One of the best ways to avoid those dreaded roof replacement words is to educate yourself about the lifespan of a roof, and steps you can take to stretch that timeline a bit. If you’re purchasing a home, a good home inspector should be able to tell you the current state of the roof and approximately how many years you have left on it.
A roof is definitely ready to be replaced when a seemingly constant stream of shingles fall off after every minor wind and/or rain storm. Missing shingles could be a natural part of owning a shingle roof. Normally, a few damaged or missing shingles can be replaced without a headache. But a mass amount of shingles is a definite sign your roof is on its last leg.
Constant leaks are another clear indicator that the roof is no longer protecting your home like it should be. If you live in an area where repeated snowfall is common. Snow and ice build-up may trap moisture that seeps into your home. This moisture finds the leaks, fills them, then freezes again when the weather turns cold. When the moisture freezes back up it expands the leak, causing small leaks to become big ones. Identifying and stopping leaks, then repairing the damage is smart. But if you find you are doing this often, and there is no end in sight, your roof may need to be replaced.

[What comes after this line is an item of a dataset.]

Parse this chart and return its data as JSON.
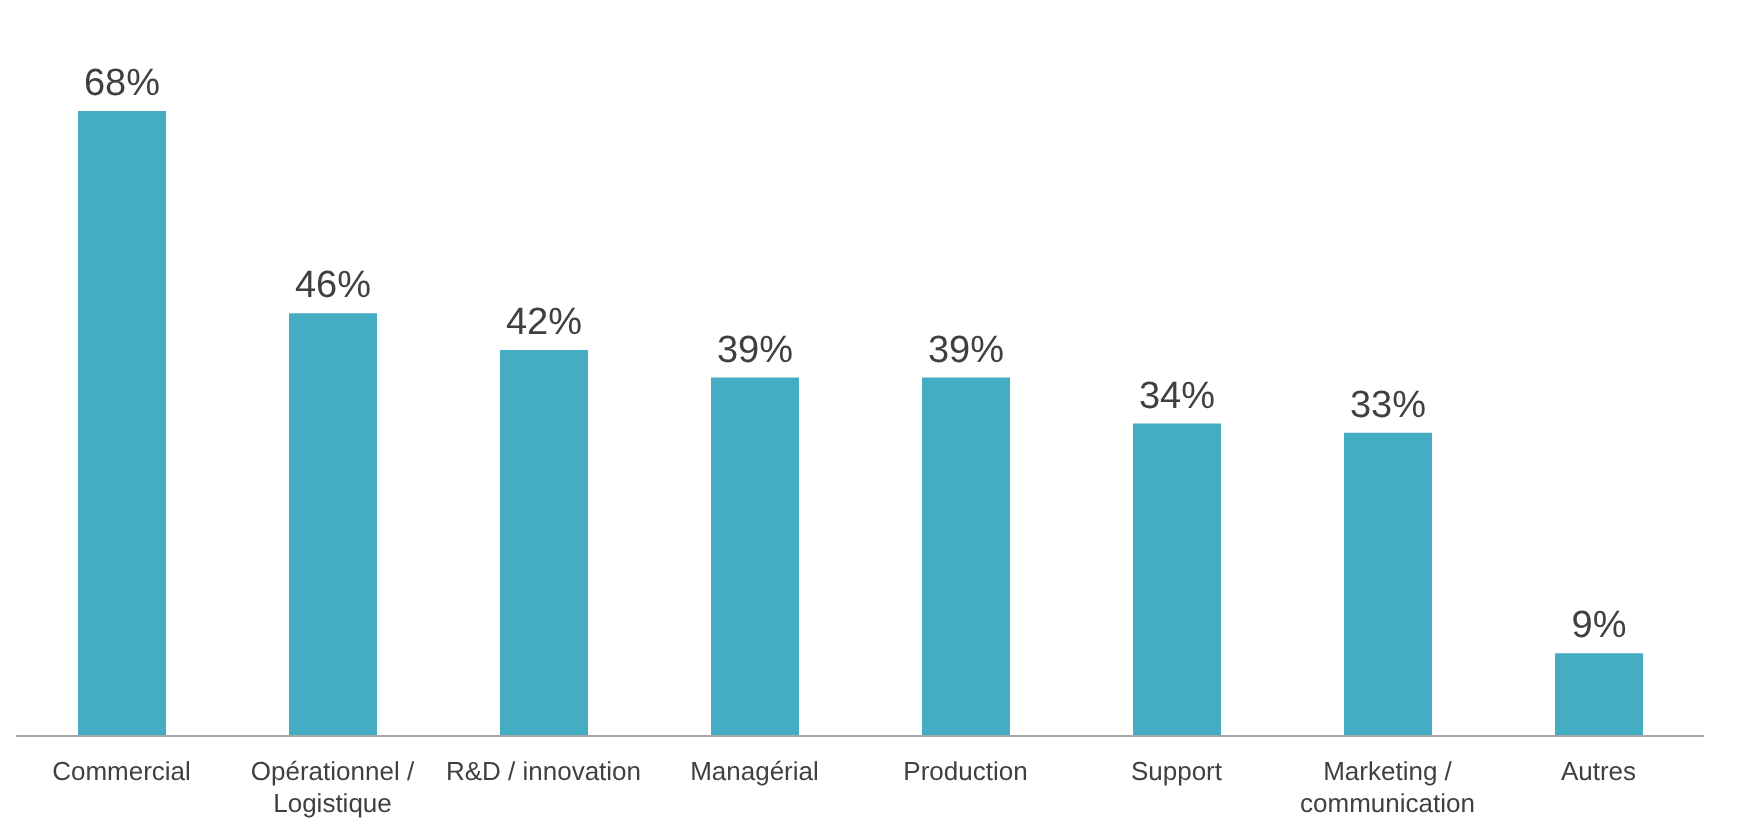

Mold growth caused by moisture build up under the roof deck may cause serious problems depending on the size of the damage. Constant leaks, leaf, and debris or moss buildup, water vapor build up in the attic, or moisture trapped between the roof deck and shingles can all cause mold growth. If you detect mold growth in large areas of the home, have your roof inspected. If the mold growth has damage that just can’t be fixed, it will need to be replaced.
Of course, even taking every step possible to protect your roof, such as shingle and flashing repair, leaf and debris removal, will not guarantee it will last forever. Eventually, the forces of wear and tear will weaken the integrity of the roofing material. Shingle roofs typically last at least twenty years. Some higher-end manufacturers offer shingle roofs that will last up to fifty. A tin metal roof will last forty to fifty years. A galvanized steel roof will last a whopping sixty years. Cool roof coatings over shingle roofs will extend a roof already in good condition by ten years.